Pourquoi veut-on tuer le médicament ?

Industrie pharmaceutiqueEn un siècle, l’espérance de vie a plus progressé que dans les 10 000 années précédentes. Les formidables avancées en matière d’hygiène expliquent une part significative de ces gains exceptionnels. L’autre locomotive est le médicament. La tuberculose tuait 100 000 personnes en France en 1900, les antibiotiques l’ont pratiquement éradiquée. Un ensemble de molécules ont permis, en trois ou quatre décennies, de faire reculer dans des proportions considérables le risque cardiovasculaire. Plus près de nous, les trithérapies, lorsque les malades y ont accès, ont fait de la maladie mortelle qu’était le SIDA dans les années 1980 une maladie chronique. Une nouvelle génération d’antiviraux à action directe promet de faire disparaître en quelques années l’hépatite C. La prochaine frontière devrait être le cancer, sur lequel des avancées considérables sont en cours, après il est vrai des décennies de surplace.

Pourquoi dans ces conditions l’industrie du médicament est-elle aussi décriée et malaimée dans notre pays, pourquoi fait-elle l’objet année après année de taxations supplémentaires qui finissent par ressembler à s’y méprendre à une forme de racket ? Pourquoi s’obstine-t-on à ne voir que les arbres malades comme le Médiator et pas la forêt globalement très saine qui se cache derrière ? Sans doute à cause du rapport difficile qu’ont les Français avec l’argent et parce que les médicaments sont développés par des sociétés commerciales et non par des institutions charitables. Sans doute aussi parce que les médicaments les plus efficaces sont aussi ceux qui ont les effets secondaires les plus difficiles à vivre et qu’un traitement médicamenteux n’est donc jamais un chemin pavé de roses.
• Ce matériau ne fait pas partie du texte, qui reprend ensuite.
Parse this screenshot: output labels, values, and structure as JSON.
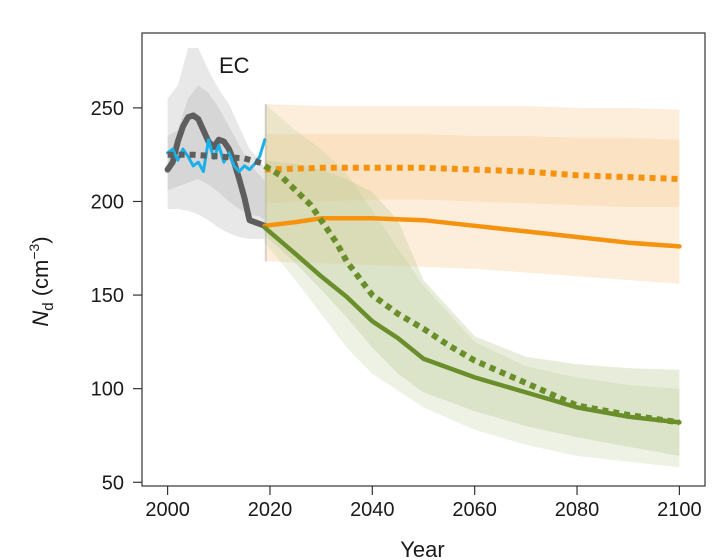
{
  "chart_data": {
    "type": "line",
    "panel_label": "EC",
    "xlabel": "Year",
    "ylabel": {
      "main": "N",
      "sub": "d",
      "unit_open": " (cm",
      "unit_exp": "−3",
      "unit_close": ")"
    },
    "xlim": [
      1995,
      2105
    ],
    "ylim": [
      48,
      290
    ],
    "xticks": [
      2000,
      2020,
      2040,
      2060,
      2080,
      2100
    ],
    "yticks": [
      50,
      100,
      150,
      200,
      250
    ],
    "colors": {
      "history_obs": "#1ab0e8",
      "history_model": "#5e5e5e",
      "orange": "#f5930f",
      "green": "#6a8e2a",
      "grey_band": "#b4b4b4",
      "orange_band": "#f9c78a",
      "green_band": "#b9cc95"
    },
    "bands": [
      {
        "name": "history-band-outer",
        "color_key": "grey_band",
        "opacity": 0.3,
        "x": [
          2000,
          2002,
          2004,
          2006,
          2008,
          2010,
          2012,
          2014,
          2016,
          2018,
          2019
        ],
        "upper": [
          255,
          262,
          282,
          282,
          270,
          260,
          252,
          240,
          228,
          222,
          218
        ],
        "lower": [
          196,
          196,
          195,
          193,
          190,
          186,
          183,
          181,
          180,
          180,
          180
        ]
      },
      {
        "name": "history-band-inner",
        "color_key": "grey_band",
        "opacity": 0.35,
        "x": [
          2000,
          2002,
          2004,
          2006,
          2008,
          2010,
          2012,
          2014,
          2016,
          2018,
          2019
        ],
        "upper": [
          235,
          238,
          255,
          262,
          258,
          250,
          240,
          230,
          220,
          214,
          211
        ],
        "lower": [
          206,
          208,
          210,
          212,
          209,
          205,
          200,
          196,
          193,
          192,
          190
        ]
      },
      {
        "name": "orange-band-outer",
        "color_key": "orange_band",
        "opacity": 0.3,
        "x": [
          2019,
          2030,
          2040,
          2050,
          2060,
          2070,
          2080,
          2090,
          2100
        ],
        "upper": [
          252,
          251,
          251,
          251,
          251,
          251,
          250,
          250,
          249
        ],
        "lower": [
          168,
          167,
          166,
          165,
          164,
          162,
          160,
          158,
          156
        ]
      },
      {
        "name": "orange-band-inner",
        "color_key": "orange_band",
        "opacity": 0.3,
        "x": [
          2019,
          2030,
          2040,
          2050,
          2060,
          2070,
          2080,
          2090,
          2100
        ],
        "upper": [
          236,
          236,
          236,
          236,
          235,
          235,
          234,
          234,
          233
        ],
        "lower": [
          199,
          200,
          201,
          201,
          200,
          199,
          198,
          197,
          197
        ]
      },
      {
        "name": "green-band-outer",
        "color_key": "green_band",
        "opacity": 0.25,
        "x": [
          2019,
          2025,
          2030,
          2035,
          2040,
          2050,
          2060,
          2070,
          2080,
          2090,
          2100
        ],
        "upper": [
          252,
          238,
          228,
          215,
          195,
          155,
          125,
          112,
          106,
          102,
          100
        ],
        "lower": [
          178,
          158,
          140,
          122,
          108,
          90,
          78,
          70,
          64,
          61,
          58
        ]
      },
      {
        "name": "green-band-inner",
        "color_key": "green_band",
        "opacity": 0.35,
        "x": [
          2019,
          2025,
          2030,
          2035,
          2040,
          2045,
          2050,
          2060,
          2070,
          2080,
          2090,
          2100
        ],
        "upper": [
          222,
          220,
          217,
          212,
          205,
          190,
          158,
          128,
          117,
          113,
          111,
          110
        ],
        "lower": [
          182,
          167,
          153,
          138,
          122,
          108,
          98,
          88,
          80,
          74,
          69,
          64
        ]
      },
      {
        "name": "divider-band",
        "color_key": "grey_band",
        "opacity": 0.45,
        "x": [
          2019,
          2019.4
        ],
        "upper": [
          252,
          252
        ],
        "lower": [
          168,
          168
        ]
      }
    ],
    "series": [
      {
        "name": "history-model",
        "color_key": "history_model",
        "width": 6,
        "dash": "",
        "x": [
          2000,
          2001,
          2002,
          2003,
          2004,
          2005,
          2006,
          2007,
          2008,
          2009,
          2010,
          2011,
          2012,
          2013,
          2014,
          2015,
          2016,
          2017,
          2018,
          2019
        ],
        "y": [
          217,
          221,
          232,
          240,
          245,
          246,
          244,
          238,
          232,
          229,
          233,
          232,
          228,
          221,
          212,
          202,
          190,
          189,
          188,
          187
        ]
      },
      {
        "name": "history-observed",
        "color_key": "history_obs",
        "width": 3,
        "dash": "",
        "x": [
          2000,
          2001,
          2002,
          2003,
          2004,
          2005,
          2006,
          2007,
          2008,
          2009,
          2010,
          2011,
          2012,
          2013,
          2014,
          2015,
          2016,
          2017,
          2018,
          2019
        ],
        "y": [
          226,
          228,
          222,
          228,
          224,
          219,
          221,
          216,
          233,
          223,
          230,
          221,
          226,
          219,
          216,
          219,
          217,
          220,
          224,
          233
        ]
      },
      {
        "name": "history-model-dotted",
        "color_key": "history_model",
        "width": 6,
        "dash": "6 5",
        "x": [
          2000,
          2005,
          2010,
          2015,
          2019
        ],
        "y": [
          225,
          225,
          224,
          223,
          220
        ]
      },
      {
        "name": "orange-dotted",
        "color_key": "orange",
        "width": 6,
        "dash": "6 5",
        "x": [
          2019,
          2030,
          2040,
          2050,
          2060,
          2070,
          2080,
          2090,
          2100
        ],
        "y": [
          217,
          218,
          218,
          218,
          217,
          216,
          214,
          213,
          212
        ]
      },
      {
        "name": "orange-solid",
        "color_key": "orange",
        "width": 4.5,
        "dash": "",
        "x": [
          2019,
          2025,
          2030,
          2035,
          2040,
          2050,
          2060,
          2070,
          2080,
          2090,
          2100
        ],
        "y": [
          187,
          189,
          191,
          191,
          191,
          190,
          187,
          184,
          181,
          178,
          176
        ]
      },
      {
        "name": "green-dotted",
        "color_key": "green",
        "width": 6,
        "dash": "6 5",
        "x": [
          2019,
          2022,
          2025,
          2028,
          2030,
          2033,
          2035,
          2040,
          2045,
          2050,
          2055,
          2060,
          2070,
          2080,
          2090,
          2100
        ],
        "y": [
          219,
          214,
          206,
          198,
          190,
          178,
          168,
          150,
          140,
          132,
          123,
          115,
          103,
          91,
          86,
          82
        ]
      },
      {
        "name": "green-solid",
        "color_key": "green",
        "width": 4.5,
        "dash": "",
        "x": [
          2019,
          2022,
          2025,
          2030,
          2035,
          2040,
          2045,
          2050,
          2060,
          2070,
          2080,
          2090,
          2100
        ],
        "y": [
          186,
          179,
          172,
          160,
          149,
          136,
          127,
          116,
          106,
          98,
          90,
          85,
          82
        ]
      }
    ]
  }
}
Pour autant, sacrifier une poule au oeufs d’or qui a fait faire des pas de géant à la qualité et à l’espérance de vie au nom de la haine du lucre et de l’effort est un pari singulièrement risqué. Le grand écologiste américain Jared Diamond a fait remarquer à juste titre que l’un des risques environnementaux les plus importants auxquels notre civilisation était confrontée était celui de l’incapacité de centaines de millions d’individus de survivre en l’absence d’un système de santé structuré et sophistiqué. Or l’industrie du médicament est un maillon essentiel d’un tel système. Vouloir la pressurer jusqu’à ce que mort s’ensuive est donc une forme de suicide collectif inconscient.

Ce ne serait pas une première. Après la surexploitation des ressources naturelles, la sur-taxation de l’innovation et du progrès technique est la cause la plus fréquemment observée de l’extinction des civilisations dans le passé. Il n’y a pas d’Etat sans capacité de lever l’impôt mais il n’y a plus d’Etat quand cette capacité est utilisée abusivement et à mauvais escient. Et les premières victimes sont toujours ceux qui ont imprudemment aboyé avec les loups, les malades dans notre cas.